So who should view the visual evidence of these shootings, the photos and videos of the sometimes horribly mangled bodies of victims? I’ll tell you who: every single member of Congress who has consistently voted against even the most modest restrictions on gun possession and use. They should not just be permitted to view the photos, they should be required to do so. They should be obligated to see, up close, exactly what their fecklessness and cowardice have wrought. They are the people with the power to act and yet who refuse to do so, even in the face of public demand. They are the people with real blood on their hands.
When I talk about this “requirement,” I don’t think it should be taken figuratively or casually, something that could be done by a staffer or quickly breezed through as part of a longer meeting. These legislators should be strapped into a chair and have their heads snugly cradled, facing forward. If necessary there should be an apparatus that hold their eyelids open. The 1972 Stanley Kubrick film, “A Clockwork Orange” contains a good prototype for such equipment, and its development would be worth every penny of taxpayer money.

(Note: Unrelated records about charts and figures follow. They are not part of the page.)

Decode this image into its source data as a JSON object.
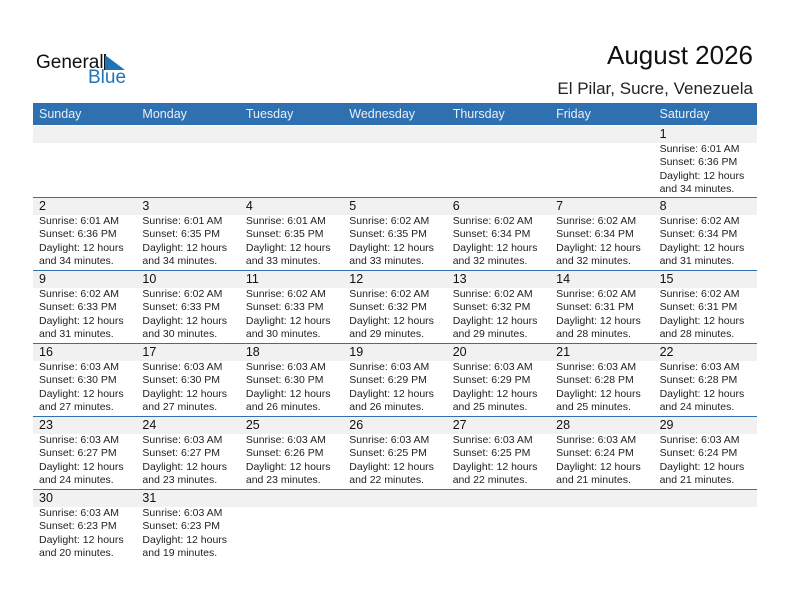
{
  "logo": {
    "text1": "General",
    "text2": "Blue"
  },
  "title": "August 2026",
  "location": "El Pilar, Sucre, Venezuela",
  "weekdays": [
    "Sunday",
    "Monday",
    "Tuesday",
    "Wednesday",
    "Thursday",
    "Friday",
    "Saturday"
  ],
  "colors": {
    "header": "#2e70b0",
    "band": "#f1f1f1",
    "logo_blue": "#1f73b7"
  },
  "weeks": [
    [
      null,
      null,
      null,
      null,
      null,
      null,
      {
        "day": "1",
        "sunrise": "Sunrise: 6:01 AM",
        "sunset": "Sunset: 6:36 PM",
        "daylight": "Daylight: 12 hours",
        "minutes": "and 34 minutes."
      }
    ],
    [
      {
        "day": "2",
        "sunrise": "Sunrise: 6:01 AM",
        "sunset": "Sunset: 6:36 PM",
        "daylight": "Daylight: 12 hours",
        "minutes": "and 34 minutes."
      },
      {
        "day": "3",
        "sunrise": "Sunrise: 6:01 AM",
        "sunset": "Sunset: 6:35 PM",
        "daylight": "Daylight: 12 hours",
        "minutes": "and 34 minutes."
      },
      {
        "day": "4",
        "sunrise": "Sunrise: 6:01 AM",
        "sunset": "Sunset: 6:35 PM",
        "daylight": "Daylight: 12 hours",
        "minutes": "and 33 minutes."
      },
      {
        "day": "5",
        "sunrise": "Sunrise: 6:02 AM",
        "sunset": "Sunset: 6:35 PM",
        "daylight": "Daylight: 12 hours",
        "minutes": "and 33 minutes."
      },
      {
        "day": "6",
        "sunrise": "Sunrise: 6:02 AM",
        "sunset": "Sunset: 6:34 PM",
        "daylight": "Daylight: 12 hours",
        "minutes": "and 32 minutes."
      },
      {
        "day": "7",
        "sunrise": "Sunrise: 6:02 AM",
        "sunset": "Sunset: 6:34 PM",
        "daylight": "Daylight: 12 hours",
        "minutes": "and 32 minutes."
      },
      {
        "day": "8",
        "sunrise": "Sunrise: 6:02 AM",
        "sunset": "Sunset: 6:34 PM",
        "daylight": "Daylight: 12 hours",
        "minutes": "and 31 minutes."
      }
    ],
    [
      {
        "day": "9",
        "sunrise": "Sunrise: 6:02 AM",
        "sunset": "Sunset: 6:33 PM",
        "daylight": "Daylight: 12 hours",
        "minutes": "and 31 minutes."
      },
      {
        "day": "10",
        "sunrise": "Sunrise: 6:02 AM",
        "sunset": "Sunset: 6:33 PM",
        "daylight": "Daylight: 12 hours",
        "minutes": "and 30 minutes."
      },
      {
        "day": "11",
        "sunrise": "Sunrise: 6:02 AM",
        "sunset": "Sunset: 6:33 PM",
        "daylight": "Daylight: 12 hours",
        "minutes": "and 30 minutes."
      },
      {
        "day": "12",
        "sunrise": "Sunrise: 6:02 AM",
        "sunset": "Sunset: 6:32 PM",
        "daylight": "Daylight: 12 hours",
        "minutes": "and 29 minutes."
      },
      {
        "day": "13",
        "sunrise": "Sunrise: 6:02 AM",
        "sunset": "Sunset: 6:32 PM",
        "daylight": "Daylight: 12 hours",
        "minutes": "and 29 minutes."
      },
      {
        "day": "14",
        "sunrise": "Sunrise: 6:02 AM",
        "sunset": "Sunset: 6:31 PM",
        "daylight": "Daylight: 12 hours",
        "minutes": "and 28 minutes."
      },
      {
        "day": "15",
        "sunrise": "Sunrise: 6:02 AM",
        "sunset": "Sunset: 6:31 PM",
        "daylight": "Daylight: 12 hours",
        "minutes": "and 28 minutes."
      }
    ],
    [
      {
        "day": "16",
        "sunrise": "Sunrise: 6:03 AM",
        "sunset": "Sunset: 6:30 PM",
        "daylight": "Daylight: 12 hours",
        "minutes": "and 27 minutes."
      },
      {
        "day": "17",
        "sunrise": "Sunrise: 6:03 AM",
        "sunset": "Sunset: 6:30 PM",
        "daylight": "Daylight: 12 hours",
        "minutes": "and 27 minutes."
      },
      {
        "day": "18",
        "sunrise": "Sunrise: 6:03 AM",
        "sunset": "Sunset: 6:30 PM",
        "daylight": "Daylight: 12 hours",
        "minutes": "and 26 minutes."
      },
      {
        "day": "19",
        "sunrise": "Sunrise: 6:03 AM",
        "sunset": "Sunset: 6:29 PM",
        "daylight": "Daylight: 12 hours",
        "minutes": "and 26 minutes."
      },
      {
        "day": "20",
        "sunrise": "Sunrise: 6:03 AM",
        "sunset": "Sunset: 6:29 PM",
        "daylight": "Daylight: 12 hours",
        "minutes": "and 25 minutes."
      },
      {
        "day": "21",
        "sunrise": "Sunrise: 6:03 AM",
        "sunset": "Sunset: 6:28 PM",
        "daylight": "Daylight: 12 hours",
        "minutes": "and 25 minutes."
      },
      {
        "day": "22",
        "sunrise": "Sunrise: 6:03 AM",
        "sunset": "Sunset: 6:28 PM",
        "daylight": "Daylight: 12 hours",
        "minutes": "and 24 minutes."
      }
    ],
    [
      {
        "day": "23",
        "sunrise": "Sunrise: 6:03 AM",
        "sunset": "Sunset: 6:27 PM",
        "daylight": "Daylight: 12 hours",
        "minutes": "and 24 minutes."
      },
      {
        "day": "24",
        "sunrise": "Sunrise: 6:03 AM",
        "sunset": "Sunset: 6:27 PM",
        "daylight": "Daylight: 12 hours",
        "minutes": "and 23 minutes."
      },
      {
        "day": "25",
        "sunrise": "Sunrise: 6:03 AM",
        "sunset": "Sunset: 6:26 PM",
        "daylight": "Daylight: 12 hours",
        "minutes": "and 23 minutes."
      },
      {
        "day": "26",
        "sunrise": "Sunrise: 6:03 AM",
        "sunset": "Sunset: 6:25 PM",
        "daylight": "Daylight: 12 hours",
        "minutes": "and 22 minutes."
      },
      {
        "day": "27",
        "sunrise": "Sunrise: 6:03 AM",
        "sunset": "Sunset: 6:25 PM",
        "daylight": "Daylight: 12 hours",
        "minutes": "and 22 minutes."
      },
      {
        "day": "28",
        "sunrise": "Sunrise: 6:03 AM",
        "sunset": "Sunset: 6:24 PM",
        "daylight": "Daylight: 12 hours",
        "minutes": "and 21 minutes."
      },
      {
        "day": "29",
        "sunrise": "Sunrise: 6:03 AM",
        "sunset": "Sunset: 6:24 PM",
        "daylight": "Daylight: 12 hours",
        "minutes": "and 21 minutes."
      }
    ],
    [
      {
        "day": "30",
        "sunrise": "Sunrise: 6:03 AM",
        "sunset": "Sunset: 6:23 PM",
        "daylight": "Daylight: 12 hours",
        "minutes": "and 20 minutes."
      },
      {
        "day": "31",
        "sunrise": "Sunrise: 6:03 AM",
        "sunset": "Sunset: 6:23 PM",
        "daylight": "Daylight: 12 hours",
        "minutes": "and 19 minutes."
      },
      null,
      null,
      null,
      null,
      null
    ]
  ]
}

If I could write the whole ticket for this requirement, it would include Wayne LaPierre and all the officers of the NRA, as well as U.S. Supreme Court justices Thomas, Alito, Barrett, Gorsuch, and Kavanaugh. After all, these are the people who maintain the current, utterly fictitious interpretation of the Second Amendment. You know, the one that appears to include in its description of “a well-ordered militia” characters like the shooters at a bowling alley and a restaurant in Lewiston, Maine; at the Allen Premium Outlets in Allen, Texas; at the Star Ballroom Dance Studio in Monterey Park, California; at Ross Elementary in Uvalde, Texas; and at the Tops Supermarket in Buffalo, New York, along with the string of other assorted violent sociopaths who are responsible for so many needless deaths in over 1100 mass shootings across the nation in just the last two years.
I say let’s have “compulsory viewing” for the lot of them. After all, it’s only right that the people who have caused so many blood-chilling visions for America’s citizens should experience some horrible nightmares of their own.